The infamous 2.4 kilometers of cobbles is completely tree-shaded and therefore cool and slippery with notoriously deep grooves between the paves. Now, as one of the coveted elements of the race, it is an understatement to say Stablinski was on to something.
Below, Trek-Segafredo rider Edward Theuns remembers his efforts to position the team on the front in 2019’s race. It’s a key moment in Paris-Roubaix. Theuns notes that you may not be able to win the race there, but you can definitely lose the race in the Waller-Arenberg Forest.
The depth of tradition attached to places like the Wallers-Arenberg Forest cobbles and the Roubaix velodrome, where the race has finished since its inception, generates an experience for teams and fans that ascends beyond simple competition and into the realm of legend.
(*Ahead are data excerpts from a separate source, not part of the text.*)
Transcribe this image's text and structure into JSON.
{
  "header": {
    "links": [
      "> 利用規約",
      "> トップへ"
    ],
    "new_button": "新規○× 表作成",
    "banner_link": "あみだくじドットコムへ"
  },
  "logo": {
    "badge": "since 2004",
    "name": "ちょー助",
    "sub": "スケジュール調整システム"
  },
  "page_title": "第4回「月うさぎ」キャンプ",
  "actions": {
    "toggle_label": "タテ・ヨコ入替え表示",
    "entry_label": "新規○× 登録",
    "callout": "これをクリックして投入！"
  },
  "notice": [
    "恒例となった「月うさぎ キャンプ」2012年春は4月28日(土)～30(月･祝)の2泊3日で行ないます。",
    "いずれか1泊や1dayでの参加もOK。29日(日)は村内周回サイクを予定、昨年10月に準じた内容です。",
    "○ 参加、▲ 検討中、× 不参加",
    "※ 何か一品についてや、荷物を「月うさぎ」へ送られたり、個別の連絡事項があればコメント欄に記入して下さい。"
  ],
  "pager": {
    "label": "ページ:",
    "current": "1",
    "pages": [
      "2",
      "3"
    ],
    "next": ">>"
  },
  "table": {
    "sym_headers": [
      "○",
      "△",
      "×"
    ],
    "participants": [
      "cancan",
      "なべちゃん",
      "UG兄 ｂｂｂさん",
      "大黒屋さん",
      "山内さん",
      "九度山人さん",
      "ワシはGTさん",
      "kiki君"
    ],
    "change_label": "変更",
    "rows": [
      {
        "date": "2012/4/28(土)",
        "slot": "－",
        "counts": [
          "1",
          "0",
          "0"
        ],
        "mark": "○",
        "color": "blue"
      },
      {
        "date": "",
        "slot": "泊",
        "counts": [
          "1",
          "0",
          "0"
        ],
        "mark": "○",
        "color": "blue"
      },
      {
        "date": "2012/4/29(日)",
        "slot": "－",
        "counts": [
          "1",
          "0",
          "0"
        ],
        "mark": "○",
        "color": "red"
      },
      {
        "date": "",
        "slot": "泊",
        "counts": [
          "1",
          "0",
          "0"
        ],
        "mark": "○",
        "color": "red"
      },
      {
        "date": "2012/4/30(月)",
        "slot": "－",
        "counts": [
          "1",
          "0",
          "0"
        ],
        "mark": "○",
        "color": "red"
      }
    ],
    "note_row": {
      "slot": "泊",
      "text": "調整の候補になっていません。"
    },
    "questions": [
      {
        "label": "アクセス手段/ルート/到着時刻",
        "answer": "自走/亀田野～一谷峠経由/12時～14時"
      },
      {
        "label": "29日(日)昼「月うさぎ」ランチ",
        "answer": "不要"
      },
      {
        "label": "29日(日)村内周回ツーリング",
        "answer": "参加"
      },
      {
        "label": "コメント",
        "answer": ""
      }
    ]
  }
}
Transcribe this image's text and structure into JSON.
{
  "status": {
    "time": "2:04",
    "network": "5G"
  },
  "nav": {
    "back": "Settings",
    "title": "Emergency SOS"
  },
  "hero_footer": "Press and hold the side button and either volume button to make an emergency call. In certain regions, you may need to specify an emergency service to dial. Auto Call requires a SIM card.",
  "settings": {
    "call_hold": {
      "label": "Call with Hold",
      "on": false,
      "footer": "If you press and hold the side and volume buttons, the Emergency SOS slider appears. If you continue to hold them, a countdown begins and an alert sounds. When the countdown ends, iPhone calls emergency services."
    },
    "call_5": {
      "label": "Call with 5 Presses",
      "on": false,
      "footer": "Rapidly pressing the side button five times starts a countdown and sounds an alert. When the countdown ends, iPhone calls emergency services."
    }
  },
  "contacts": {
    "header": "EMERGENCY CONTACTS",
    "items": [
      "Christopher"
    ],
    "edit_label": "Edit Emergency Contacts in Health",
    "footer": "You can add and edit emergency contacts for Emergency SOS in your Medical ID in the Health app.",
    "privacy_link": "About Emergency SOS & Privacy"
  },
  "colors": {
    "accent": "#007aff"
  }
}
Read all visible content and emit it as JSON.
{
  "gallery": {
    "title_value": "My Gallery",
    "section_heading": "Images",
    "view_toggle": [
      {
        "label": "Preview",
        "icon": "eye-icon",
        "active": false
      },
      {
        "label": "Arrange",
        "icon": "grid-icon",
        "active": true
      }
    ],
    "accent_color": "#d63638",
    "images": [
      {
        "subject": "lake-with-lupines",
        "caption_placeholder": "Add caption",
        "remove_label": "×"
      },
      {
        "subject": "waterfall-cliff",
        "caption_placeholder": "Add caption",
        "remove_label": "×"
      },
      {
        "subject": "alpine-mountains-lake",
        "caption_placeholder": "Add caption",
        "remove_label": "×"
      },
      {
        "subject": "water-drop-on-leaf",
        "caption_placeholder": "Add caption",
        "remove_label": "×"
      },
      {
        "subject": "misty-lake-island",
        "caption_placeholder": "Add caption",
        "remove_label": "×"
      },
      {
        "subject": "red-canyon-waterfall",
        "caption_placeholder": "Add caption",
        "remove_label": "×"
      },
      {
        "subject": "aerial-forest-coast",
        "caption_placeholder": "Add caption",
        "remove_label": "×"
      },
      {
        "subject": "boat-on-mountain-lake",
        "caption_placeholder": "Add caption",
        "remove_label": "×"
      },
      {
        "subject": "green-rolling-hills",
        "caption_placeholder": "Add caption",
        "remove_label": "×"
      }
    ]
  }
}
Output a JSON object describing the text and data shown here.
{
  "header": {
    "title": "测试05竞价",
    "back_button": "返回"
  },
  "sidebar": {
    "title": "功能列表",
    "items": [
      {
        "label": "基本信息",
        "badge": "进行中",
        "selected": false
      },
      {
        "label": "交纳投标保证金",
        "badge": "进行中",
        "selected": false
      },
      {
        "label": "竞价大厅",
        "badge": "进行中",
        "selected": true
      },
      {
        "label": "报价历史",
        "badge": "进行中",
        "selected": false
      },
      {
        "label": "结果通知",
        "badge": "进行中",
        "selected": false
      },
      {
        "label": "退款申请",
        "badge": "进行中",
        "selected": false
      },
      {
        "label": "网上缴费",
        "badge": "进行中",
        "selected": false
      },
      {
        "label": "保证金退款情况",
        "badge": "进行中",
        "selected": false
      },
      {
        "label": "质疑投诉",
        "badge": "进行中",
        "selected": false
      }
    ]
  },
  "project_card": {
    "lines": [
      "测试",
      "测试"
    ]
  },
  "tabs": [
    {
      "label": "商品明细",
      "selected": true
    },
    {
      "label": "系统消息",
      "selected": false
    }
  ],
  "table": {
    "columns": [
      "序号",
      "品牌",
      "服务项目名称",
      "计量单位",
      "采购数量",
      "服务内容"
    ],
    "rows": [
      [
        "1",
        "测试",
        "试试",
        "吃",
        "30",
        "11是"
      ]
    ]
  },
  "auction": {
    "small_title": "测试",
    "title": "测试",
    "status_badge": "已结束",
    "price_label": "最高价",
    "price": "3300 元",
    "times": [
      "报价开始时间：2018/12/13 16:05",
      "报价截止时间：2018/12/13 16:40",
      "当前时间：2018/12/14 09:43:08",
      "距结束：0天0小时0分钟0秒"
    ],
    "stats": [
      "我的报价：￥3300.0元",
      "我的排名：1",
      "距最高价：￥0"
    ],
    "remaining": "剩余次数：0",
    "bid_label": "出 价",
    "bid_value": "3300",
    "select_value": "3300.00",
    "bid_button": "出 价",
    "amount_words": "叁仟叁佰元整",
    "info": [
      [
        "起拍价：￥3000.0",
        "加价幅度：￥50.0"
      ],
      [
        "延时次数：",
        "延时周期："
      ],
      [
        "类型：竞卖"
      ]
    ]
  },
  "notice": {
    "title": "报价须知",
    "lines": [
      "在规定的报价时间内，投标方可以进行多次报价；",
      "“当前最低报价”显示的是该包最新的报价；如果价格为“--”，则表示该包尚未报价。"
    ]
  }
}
“The race is filled with history, it is a bucket-list experience for racers and fans,” De Zaeytijd said. “Paris-Roubaix is my favorite race. When they now start the race again after the coronavirus, it will be a sign of hope.”
Watching the race is an experience that every road cycling fan will look forward to until the race returns. And then, together, we will find joy in the rural Roubaix roads.